The Theory of Multipolar World

The introductiory lecture of Russian political philosopher Alexander Dugin in front of the LSE students (Grimshaw Club) in Moscow State Univeristy on the Theory of Multipolar World. 

With the participation of Mark Sleboda and Tim Kirby.

Excerpts: "A multipolar world is not bipolar world (such as we knew it in the second half of the twentieth century), because in today's world there is no power that can single-handedly resist the strategic power of the United States and countries of NATO, and moreover, there is no generalizing and coherent ideology capable of uniting a large part of humanity in a hard ideological opposition to the ideology of liberal democracy, capitalism, and "human rights", on which bases the new, this time sole hegemony of the United States. Nor modern Russia, nor China, nor India, nor some other state, can not pretend under these conditions alone for the status of the second pole. Recovery of bipolarity is impossible for ideological reasons (the end of the general appeal of Marxism), nor for the strategic potential and accumulated military-technical resources (U.S. and NATO countries over the past 30 years took the lead insomuch, that the symmetric competition with them in the military-strategic, economic and technical spheres is not possible for any single country)."

 

1. Multipolar world is a radical alternative to the unipolar world (that in fact exists in the present situation) due to the fact that it insists on the presence of a few independent and sovereign centers of global strategic decision-making on the global level.

 2. These centers should be sufficiently equipped and financially, materially independent to be able to defend its sovereignty in the face of direct invasion of a potential enemy on the material level, as a model of which should be taken the most powerful force today. This requirement is reduced to being able to withstand the financial and military-strategic hegemony of the United States and NATO countries.

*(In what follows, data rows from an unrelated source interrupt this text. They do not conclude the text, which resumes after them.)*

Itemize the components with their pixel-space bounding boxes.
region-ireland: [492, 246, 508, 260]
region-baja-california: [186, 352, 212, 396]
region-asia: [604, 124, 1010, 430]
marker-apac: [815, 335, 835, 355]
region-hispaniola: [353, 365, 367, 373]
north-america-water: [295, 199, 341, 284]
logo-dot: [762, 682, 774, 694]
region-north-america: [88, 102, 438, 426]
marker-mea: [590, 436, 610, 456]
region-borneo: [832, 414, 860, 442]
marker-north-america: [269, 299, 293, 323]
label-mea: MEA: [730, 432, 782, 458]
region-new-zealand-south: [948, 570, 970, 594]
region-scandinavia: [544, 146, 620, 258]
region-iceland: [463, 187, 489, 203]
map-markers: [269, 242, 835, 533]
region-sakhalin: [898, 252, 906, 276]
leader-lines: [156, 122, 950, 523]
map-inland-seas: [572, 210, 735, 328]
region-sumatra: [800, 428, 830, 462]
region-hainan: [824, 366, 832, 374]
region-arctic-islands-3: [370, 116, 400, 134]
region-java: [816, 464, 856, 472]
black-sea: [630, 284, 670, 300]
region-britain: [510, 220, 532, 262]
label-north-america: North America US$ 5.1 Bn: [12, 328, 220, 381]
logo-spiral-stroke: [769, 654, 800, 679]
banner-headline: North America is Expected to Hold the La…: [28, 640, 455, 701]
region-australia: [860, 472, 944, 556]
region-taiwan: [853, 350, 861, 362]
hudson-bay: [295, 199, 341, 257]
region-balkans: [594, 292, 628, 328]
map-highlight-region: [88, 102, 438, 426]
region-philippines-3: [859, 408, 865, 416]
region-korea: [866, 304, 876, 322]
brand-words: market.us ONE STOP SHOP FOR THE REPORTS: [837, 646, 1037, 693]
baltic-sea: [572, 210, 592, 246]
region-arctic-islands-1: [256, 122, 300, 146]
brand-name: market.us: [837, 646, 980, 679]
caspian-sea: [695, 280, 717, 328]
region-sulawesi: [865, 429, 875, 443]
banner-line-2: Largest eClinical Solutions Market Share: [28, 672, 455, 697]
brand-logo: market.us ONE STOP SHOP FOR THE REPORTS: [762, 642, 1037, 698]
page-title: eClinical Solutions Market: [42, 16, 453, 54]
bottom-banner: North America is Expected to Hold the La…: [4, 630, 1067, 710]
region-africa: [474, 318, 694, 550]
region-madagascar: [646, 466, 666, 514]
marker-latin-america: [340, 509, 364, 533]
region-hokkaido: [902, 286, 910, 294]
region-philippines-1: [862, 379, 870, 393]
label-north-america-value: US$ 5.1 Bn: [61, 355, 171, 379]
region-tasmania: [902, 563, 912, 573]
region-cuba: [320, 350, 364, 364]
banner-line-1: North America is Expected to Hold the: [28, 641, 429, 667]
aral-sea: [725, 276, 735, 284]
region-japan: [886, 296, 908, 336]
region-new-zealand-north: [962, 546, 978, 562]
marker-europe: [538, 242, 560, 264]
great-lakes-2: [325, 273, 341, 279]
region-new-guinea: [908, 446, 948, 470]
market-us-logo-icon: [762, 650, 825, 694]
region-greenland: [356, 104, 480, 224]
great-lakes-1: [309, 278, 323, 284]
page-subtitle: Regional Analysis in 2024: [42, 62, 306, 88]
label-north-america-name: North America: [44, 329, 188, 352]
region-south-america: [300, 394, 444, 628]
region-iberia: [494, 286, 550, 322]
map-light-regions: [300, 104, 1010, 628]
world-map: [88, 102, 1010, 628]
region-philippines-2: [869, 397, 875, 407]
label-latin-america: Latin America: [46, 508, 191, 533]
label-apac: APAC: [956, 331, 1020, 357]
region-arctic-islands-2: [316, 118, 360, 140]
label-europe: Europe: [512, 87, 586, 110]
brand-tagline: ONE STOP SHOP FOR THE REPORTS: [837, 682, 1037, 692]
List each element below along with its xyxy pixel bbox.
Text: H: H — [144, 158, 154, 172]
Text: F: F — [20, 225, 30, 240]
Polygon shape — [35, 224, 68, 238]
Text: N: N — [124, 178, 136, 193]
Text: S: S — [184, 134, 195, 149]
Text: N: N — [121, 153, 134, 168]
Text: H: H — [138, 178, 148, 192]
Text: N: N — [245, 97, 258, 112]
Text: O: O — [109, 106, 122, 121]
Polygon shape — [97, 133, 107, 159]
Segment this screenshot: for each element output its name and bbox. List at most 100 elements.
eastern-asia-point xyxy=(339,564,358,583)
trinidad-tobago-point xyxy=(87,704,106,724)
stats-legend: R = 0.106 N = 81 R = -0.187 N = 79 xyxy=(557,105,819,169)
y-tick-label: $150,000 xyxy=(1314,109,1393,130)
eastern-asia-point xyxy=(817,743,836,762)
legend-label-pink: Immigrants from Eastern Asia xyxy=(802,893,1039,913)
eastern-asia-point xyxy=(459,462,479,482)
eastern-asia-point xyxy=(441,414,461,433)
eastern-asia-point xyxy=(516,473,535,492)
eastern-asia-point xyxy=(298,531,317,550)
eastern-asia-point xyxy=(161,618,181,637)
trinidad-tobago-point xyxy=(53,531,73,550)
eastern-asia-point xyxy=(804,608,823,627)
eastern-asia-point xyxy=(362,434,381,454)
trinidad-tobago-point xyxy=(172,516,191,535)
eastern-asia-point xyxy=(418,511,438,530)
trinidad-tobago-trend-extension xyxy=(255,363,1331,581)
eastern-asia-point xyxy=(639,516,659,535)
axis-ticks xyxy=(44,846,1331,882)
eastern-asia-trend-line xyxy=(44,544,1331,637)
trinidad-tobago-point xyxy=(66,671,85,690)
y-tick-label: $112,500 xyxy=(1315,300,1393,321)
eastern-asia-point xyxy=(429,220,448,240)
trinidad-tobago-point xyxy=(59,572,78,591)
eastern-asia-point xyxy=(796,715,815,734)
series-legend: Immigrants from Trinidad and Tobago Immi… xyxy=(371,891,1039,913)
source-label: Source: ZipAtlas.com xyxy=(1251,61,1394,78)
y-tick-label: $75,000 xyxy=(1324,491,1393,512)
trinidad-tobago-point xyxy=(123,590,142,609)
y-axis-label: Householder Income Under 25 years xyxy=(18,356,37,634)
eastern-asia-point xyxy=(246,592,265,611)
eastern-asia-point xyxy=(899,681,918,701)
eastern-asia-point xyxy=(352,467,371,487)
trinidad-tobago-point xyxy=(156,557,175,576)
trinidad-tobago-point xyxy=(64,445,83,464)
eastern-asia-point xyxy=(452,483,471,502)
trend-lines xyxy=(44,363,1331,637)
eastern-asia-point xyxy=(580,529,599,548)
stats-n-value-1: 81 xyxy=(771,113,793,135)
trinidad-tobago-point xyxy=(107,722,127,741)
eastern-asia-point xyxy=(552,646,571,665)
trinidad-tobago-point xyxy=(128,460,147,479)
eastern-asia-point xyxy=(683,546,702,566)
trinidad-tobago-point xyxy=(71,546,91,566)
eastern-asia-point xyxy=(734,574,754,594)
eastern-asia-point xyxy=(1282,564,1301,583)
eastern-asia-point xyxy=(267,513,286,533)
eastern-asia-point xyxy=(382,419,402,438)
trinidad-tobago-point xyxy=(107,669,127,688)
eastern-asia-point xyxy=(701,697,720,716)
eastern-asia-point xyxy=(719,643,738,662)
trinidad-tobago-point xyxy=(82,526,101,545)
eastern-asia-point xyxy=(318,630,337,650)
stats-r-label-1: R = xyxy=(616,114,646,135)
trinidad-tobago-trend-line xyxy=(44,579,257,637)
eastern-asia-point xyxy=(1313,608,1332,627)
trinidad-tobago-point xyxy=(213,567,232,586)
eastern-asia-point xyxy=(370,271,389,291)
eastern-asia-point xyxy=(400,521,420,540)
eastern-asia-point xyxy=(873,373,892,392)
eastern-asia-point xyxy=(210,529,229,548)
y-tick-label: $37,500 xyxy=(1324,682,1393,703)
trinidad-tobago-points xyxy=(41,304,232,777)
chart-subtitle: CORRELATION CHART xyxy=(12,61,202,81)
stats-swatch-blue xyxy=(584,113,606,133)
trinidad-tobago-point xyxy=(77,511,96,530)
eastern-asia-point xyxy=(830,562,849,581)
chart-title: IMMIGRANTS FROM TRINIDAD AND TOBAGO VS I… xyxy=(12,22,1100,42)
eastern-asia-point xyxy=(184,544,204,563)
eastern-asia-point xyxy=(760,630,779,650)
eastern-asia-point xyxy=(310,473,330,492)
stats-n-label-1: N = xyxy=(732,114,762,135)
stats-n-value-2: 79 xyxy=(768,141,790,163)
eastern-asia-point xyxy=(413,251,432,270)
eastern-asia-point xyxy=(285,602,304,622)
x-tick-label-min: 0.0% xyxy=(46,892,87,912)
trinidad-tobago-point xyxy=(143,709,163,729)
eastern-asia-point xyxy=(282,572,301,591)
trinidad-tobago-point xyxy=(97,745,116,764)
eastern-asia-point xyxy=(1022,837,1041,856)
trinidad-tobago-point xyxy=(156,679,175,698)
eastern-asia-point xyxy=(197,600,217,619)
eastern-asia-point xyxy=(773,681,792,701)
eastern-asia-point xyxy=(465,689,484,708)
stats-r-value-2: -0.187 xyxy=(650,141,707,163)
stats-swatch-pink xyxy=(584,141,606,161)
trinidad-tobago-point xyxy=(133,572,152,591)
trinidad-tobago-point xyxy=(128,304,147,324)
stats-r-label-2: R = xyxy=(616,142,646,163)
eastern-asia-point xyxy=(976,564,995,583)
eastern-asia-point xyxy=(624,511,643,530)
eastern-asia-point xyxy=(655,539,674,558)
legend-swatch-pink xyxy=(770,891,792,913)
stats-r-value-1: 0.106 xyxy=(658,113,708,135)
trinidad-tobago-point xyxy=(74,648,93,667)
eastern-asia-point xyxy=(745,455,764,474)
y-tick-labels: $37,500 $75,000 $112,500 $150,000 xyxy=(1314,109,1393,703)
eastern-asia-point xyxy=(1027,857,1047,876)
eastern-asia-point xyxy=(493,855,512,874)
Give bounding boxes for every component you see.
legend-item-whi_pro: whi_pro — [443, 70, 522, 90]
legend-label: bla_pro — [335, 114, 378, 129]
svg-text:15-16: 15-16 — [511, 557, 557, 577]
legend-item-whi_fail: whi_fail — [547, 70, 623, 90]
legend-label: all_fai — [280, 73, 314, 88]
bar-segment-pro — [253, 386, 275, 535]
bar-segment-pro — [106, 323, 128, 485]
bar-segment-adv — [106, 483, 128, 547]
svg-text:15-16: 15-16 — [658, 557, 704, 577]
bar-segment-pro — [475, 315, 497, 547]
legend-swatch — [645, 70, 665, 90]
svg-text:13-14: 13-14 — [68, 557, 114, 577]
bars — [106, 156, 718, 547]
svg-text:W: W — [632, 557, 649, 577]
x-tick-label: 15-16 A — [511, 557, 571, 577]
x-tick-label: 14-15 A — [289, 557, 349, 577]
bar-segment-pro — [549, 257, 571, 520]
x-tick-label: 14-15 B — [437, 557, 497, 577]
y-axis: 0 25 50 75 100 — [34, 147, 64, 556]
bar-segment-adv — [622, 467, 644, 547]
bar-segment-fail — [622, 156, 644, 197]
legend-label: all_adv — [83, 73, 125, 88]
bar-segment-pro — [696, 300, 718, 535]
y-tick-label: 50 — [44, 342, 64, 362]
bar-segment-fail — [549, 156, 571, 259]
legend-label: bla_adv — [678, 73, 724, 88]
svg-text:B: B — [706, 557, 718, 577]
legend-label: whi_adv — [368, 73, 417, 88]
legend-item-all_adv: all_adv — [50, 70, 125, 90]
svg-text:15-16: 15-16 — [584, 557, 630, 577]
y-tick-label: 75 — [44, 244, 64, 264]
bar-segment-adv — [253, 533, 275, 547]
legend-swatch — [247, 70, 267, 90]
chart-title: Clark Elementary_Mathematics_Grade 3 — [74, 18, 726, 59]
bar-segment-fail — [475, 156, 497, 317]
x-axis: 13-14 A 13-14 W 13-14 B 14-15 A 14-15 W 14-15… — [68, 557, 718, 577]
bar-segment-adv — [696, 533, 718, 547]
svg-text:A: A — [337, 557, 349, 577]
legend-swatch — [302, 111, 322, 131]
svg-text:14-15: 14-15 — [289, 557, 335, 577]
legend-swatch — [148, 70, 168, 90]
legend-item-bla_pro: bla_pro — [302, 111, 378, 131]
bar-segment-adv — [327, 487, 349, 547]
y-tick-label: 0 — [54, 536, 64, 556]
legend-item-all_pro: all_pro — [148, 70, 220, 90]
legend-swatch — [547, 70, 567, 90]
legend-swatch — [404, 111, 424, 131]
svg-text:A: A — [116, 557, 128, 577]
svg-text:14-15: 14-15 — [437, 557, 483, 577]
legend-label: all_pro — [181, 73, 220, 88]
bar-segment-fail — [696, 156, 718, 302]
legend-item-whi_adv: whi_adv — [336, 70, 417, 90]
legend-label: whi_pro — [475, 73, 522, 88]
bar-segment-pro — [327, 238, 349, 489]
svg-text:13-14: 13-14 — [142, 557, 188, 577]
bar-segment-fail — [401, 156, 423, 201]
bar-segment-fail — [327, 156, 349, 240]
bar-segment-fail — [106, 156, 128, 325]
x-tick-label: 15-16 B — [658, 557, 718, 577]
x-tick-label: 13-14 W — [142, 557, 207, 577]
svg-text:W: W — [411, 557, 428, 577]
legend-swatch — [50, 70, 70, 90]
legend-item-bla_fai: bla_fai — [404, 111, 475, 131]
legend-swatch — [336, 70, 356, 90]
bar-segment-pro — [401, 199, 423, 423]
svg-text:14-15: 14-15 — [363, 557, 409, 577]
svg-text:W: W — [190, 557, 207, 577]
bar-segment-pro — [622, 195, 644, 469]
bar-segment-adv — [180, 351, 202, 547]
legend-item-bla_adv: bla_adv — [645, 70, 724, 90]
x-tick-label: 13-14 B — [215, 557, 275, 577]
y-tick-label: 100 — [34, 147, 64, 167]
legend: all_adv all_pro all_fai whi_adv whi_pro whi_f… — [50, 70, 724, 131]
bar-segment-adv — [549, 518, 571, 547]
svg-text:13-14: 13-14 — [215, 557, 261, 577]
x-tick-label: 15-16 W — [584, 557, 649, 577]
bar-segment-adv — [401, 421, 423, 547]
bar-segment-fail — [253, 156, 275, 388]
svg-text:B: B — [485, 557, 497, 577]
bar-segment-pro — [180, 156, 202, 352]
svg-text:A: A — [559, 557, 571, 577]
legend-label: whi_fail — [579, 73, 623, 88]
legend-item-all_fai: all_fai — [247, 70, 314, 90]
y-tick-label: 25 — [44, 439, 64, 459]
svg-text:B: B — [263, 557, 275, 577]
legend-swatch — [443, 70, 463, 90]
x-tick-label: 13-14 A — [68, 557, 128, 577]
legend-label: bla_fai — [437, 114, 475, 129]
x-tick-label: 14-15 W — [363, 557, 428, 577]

3. These centers of decision-making must not accept as a sine qua non universalism of Western standards, norms and values ​​(democracy, liberalism, free market, parliamentarism, human rights, individualism, cosmopolitanism, etc.) and can be completely independent of spiritual hegemony of the West.

4. Multipolar world does not imply a return to the bipolar system, because today there is no strategic, nor ideological single force that can single-handedly resist the material and spiritual hegemony of the modern West and its leader - the United States. There must be more than two poles in a multipolar world.

5. Multipolar world does not consider seriously the sovereignty of existing nation-states, while it is declared only on a purely legal level, and is not confirmed by the presence of sufficient power, strategic, economic and political potential. In the XXI century it is no longer enough to be a national state, in order to be a sovereign entity. In such circumstances real sovereignty may be only achieved by a combination, coalition of states. Westphalian system, which continues to exist de jure, does not longer reflect the realities of a system of international relations and requires revision.

6. Multipolarity is not reducible to nonpolarity nor to multilateralism, because it does not put the center of decision-making (pole) into the world government, nor to the club of U.S. and their democratic allies ("global West"), nor to the level of sub-state networks, NGOs and other instances of civil society. A pole must be localized somewhere else.